Hagen Charlotte Klara, Roche I Morgó Oriol, Olivo Alessandro
Department of Medical Physics and Biomedical Engineering, University College London, Malet Place, Gower Street, London, WC1E 6BT, UK.
Med Phys. 2020 Sep;47(9):4439-4449. doi: 10.1002/mp.14366. Epub 2020 Jul 19.
To analyze the noise performance of the edge illumination phase-based x-ray imaging technique when applying "single-shot" phase retrieval. The latter consists in applying a sample-specific low-pass filter to the raw data, leading to "hybrid" images in which phase and attenuation contrast are merged with each other. The second objective is to compare the hybrid images with attenuation-only images based on their respective signal-to-noise ratio (SNR).
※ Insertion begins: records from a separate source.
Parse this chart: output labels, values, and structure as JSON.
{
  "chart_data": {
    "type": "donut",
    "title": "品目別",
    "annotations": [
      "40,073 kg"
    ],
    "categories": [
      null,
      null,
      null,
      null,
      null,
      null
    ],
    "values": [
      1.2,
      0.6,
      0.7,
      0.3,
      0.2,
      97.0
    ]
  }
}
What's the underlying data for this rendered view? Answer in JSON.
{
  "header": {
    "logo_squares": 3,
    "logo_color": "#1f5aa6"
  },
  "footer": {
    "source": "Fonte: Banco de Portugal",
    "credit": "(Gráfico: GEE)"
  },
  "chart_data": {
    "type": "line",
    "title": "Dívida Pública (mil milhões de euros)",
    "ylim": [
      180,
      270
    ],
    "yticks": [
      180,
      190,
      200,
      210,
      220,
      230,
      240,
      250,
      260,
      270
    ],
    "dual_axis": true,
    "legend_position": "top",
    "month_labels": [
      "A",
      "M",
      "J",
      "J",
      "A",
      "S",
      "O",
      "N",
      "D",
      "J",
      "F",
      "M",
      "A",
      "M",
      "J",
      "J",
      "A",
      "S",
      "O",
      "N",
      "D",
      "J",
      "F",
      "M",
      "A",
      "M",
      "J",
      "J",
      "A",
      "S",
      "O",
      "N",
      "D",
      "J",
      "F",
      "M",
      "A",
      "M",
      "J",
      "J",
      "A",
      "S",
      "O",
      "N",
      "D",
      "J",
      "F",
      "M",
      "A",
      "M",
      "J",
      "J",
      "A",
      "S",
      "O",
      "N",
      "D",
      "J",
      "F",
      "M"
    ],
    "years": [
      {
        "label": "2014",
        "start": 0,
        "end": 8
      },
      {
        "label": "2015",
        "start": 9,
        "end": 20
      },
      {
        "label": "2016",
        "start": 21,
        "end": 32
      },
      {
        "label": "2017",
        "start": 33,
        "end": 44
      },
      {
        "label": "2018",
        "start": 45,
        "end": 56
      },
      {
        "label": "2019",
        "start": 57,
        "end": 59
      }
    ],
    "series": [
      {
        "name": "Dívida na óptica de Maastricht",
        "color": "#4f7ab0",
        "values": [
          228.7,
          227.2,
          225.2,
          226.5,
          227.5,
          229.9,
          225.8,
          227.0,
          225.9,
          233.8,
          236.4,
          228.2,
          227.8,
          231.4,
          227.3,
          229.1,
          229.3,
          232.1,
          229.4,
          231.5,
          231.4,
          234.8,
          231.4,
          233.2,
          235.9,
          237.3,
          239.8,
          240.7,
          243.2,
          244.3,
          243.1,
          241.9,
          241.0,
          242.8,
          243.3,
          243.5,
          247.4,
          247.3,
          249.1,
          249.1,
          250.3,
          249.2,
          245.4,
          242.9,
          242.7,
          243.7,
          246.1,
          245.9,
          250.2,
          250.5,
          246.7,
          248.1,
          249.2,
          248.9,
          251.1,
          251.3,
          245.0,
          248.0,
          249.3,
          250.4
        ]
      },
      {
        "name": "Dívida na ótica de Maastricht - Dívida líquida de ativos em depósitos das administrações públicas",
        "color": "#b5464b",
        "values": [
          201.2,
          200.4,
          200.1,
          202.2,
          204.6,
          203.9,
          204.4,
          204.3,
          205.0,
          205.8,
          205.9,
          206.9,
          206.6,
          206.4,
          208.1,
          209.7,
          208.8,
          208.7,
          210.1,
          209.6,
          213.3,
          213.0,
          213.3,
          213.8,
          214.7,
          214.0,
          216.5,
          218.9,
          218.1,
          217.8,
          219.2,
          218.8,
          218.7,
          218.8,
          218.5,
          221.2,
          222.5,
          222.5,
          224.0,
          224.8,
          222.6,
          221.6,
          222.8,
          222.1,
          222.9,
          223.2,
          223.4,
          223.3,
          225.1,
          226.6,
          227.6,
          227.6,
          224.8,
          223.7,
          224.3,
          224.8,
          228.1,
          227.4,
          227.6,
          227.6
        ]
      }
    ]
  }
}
Noise is propagated from the raw images into the retrieved hybrid images, yielding analytic expressions for the variances and noise power spectra of the latter. An expression for the relative SNR between hybrid and attenuation images is derived. A comparison with simulated data is performed. Experimental data are also shown and discussed in the context of the theory.
The noise transfer into the retrieved hybrid images is strongly related to the setup and acquisition parameters, as well as the imaged sample itself. Consequently, the relative merit between hybrid and attenuation images also depends on these criteria. Generally, the hybrid approach tends to perform worse for highly attenuating samples, as the availability of phase contrast is outweighed by the loss of photons that is necessarily encountered in hybrid acquisitions. On the contrary, the hybrid approach can lead to a much better SNR for weakly attenuating samples, as here phase effects lead to much stronger contrast, outweighing the reduction in photon numbers.
The analytic expressions inform the design of edge illumination setups that lead to minimum noise transfer into the retrieved hybrid images. We also anticipate our theory to guide the decision as to which imaging mode (hybrid or attenuation) to use in order to maximize SNR for a specific sample.
分析在应用“单次”相位恢复时基于边缘照明相位的X射线成像技术的噪声性能。后者包括对原始数据应用特定于样品的低通滤波器,从而产生“混合”图像,其中相位和衰减对比度相互融合。第二个目标是根据混合图像和仅基于衰减的图像各自的信噪比(SNR)对它们进行比较。
噪声从原始图像传播到恢复的混合图像中,得出后者的方差和噪声功率谱的解析表达式。推导了混合图像与衰减图像之间相对信噪比的表达式。与模拟数据进行了比较。还展示了实验数据并在理论背景下进行了讨论。
噪声向恢复的混合图像中的传递与设置和采集参数以及成像样品本身密切相关。因此,混合图像和衰减图像之间的相对优劣也取决于这些标准。一般来说,对于高衰减样品,混合方法往往表现较差,因为在混合采集中必然会遇到光子损失,这使得相位对比度的可用性相形见绌。相反,对于弱衰减样品,混合方法可以导致更好的信噪比,因为在这里相位效应会导致更强的对比度,超过光子数量的减少。
解析表达式为边缘照明设置提供了指导,这些设置可使噪声向恢复的混合图像中的传递最小化。我们还期望我们的理论能够指导关于使用哪种成像模式(混合或衰减)的决策,以便为特定样品最大化信噪比。